Le groupe a acté l’investissement de 5,1 milliards de dollars pour son principal site indien, à Hazira (dans l’État du Gujarat, à l’Ouest du pays), pour faire passer la production de dix à quinze millions de tonnes annuelles d’ici 2026, « with a vision to scale up to 40 Million tonnes by 2035 », lit-on dans le dernier rapport annuel de AMNS India. ArcelorMittal a produit 28 millions de tonnes d’acier en Europe en 2023. C’est 49 pour cent de sa production mondiale. L’année dernière ArcelorMittal a livré 56 millions de tonnes d’acier. Toutes choses égales par ailleurs (et on voit mal la production européenne augmenter d’ici-là), la production d’AMNS India atteindra en 2030 les deux tiers de la production du groupe. « Les besoins en acier primaire (filière hauts fourneaux) sont beaucoup plus élevés en Inde qu’en Europe, où le marché est plus mature et où l’on recycle de plus en plus » (filière fours à arc électrique), analyse le directeur de la Fedil, René Winkin, face au Land.

ArcelorMittal détient soixante pour cent des parts de la joint-venture avec Nippon Steel en Inde depuis décembre 2019 et l’acquisition du sidérurgiste Essar. « We serve an array of contemporary industries (agriculture, automotive, infrastructure, defence, energy, etc.) and contribute to an Aatmanirbhar Bharat ». La communication d’AMNS reprend l’expression « Inde autonome », objectif stratégique fixé par le Premier ministre Narendra Modi depuis 2020 et la pandémie du Covid-19, notamment pour se rendre moins dépendant de la Chine.
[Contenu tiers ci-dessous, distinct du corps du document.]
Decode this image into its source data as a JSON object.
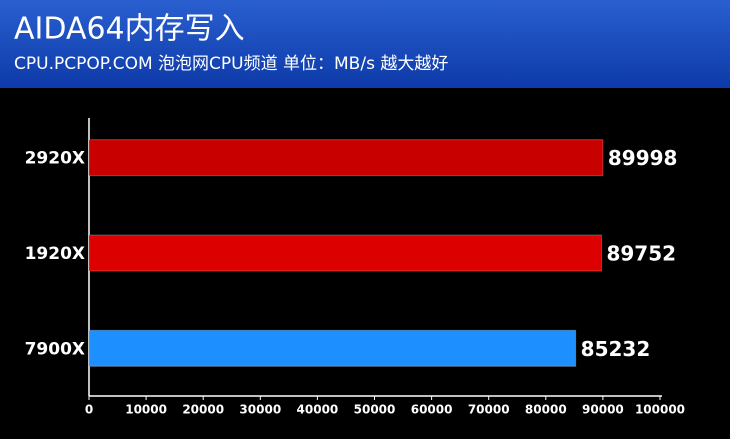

Comme le reste du groupe ArcelorMittal, AMNSI développe un modèle intégré verticalement, de la mine à la distribution du produit fini.

L’expansion du groupe passera aussi par des développements ex nihilo de hauts fourneaux. La presse indienne (non sans rappeler son homologue luxembourgeoise au sujet du centre de données Google à Bissen) feuilletonne la prochaine installation du projet greenfield à l’Est du pays, dans la région d’Odisha. L’État aurait déjà acheté les terrains pour le sidérurgiste pour qu’il y produise 24 millions de tonnes d’acier par an. Le média The Machine Maker parle d’un projet en deux phases pour atteindre 18 millions de tonnes d’acier produit par an, avec la construction d’un haut fourneau dans un premier temps. Chez ArcelorMittal, on temporise. Rien n’est encore signé.

L’Inde est déjà extrêmement polluée. Le smog se fige sur les villes. Les mousses toxiques recouvrent la surface des rivières. 73 pour cent de l’électricité indienne est générée à partir de centrales à charbon. S’en décrotter se révèle ardu. La Fondation Jean Jaurès soulève que l’Inde a refusé de signer l’accord scellé entre 116 pays à la COP28 car il prévoyait un abandon du charbon à côté du triplement des énergies renouvelables.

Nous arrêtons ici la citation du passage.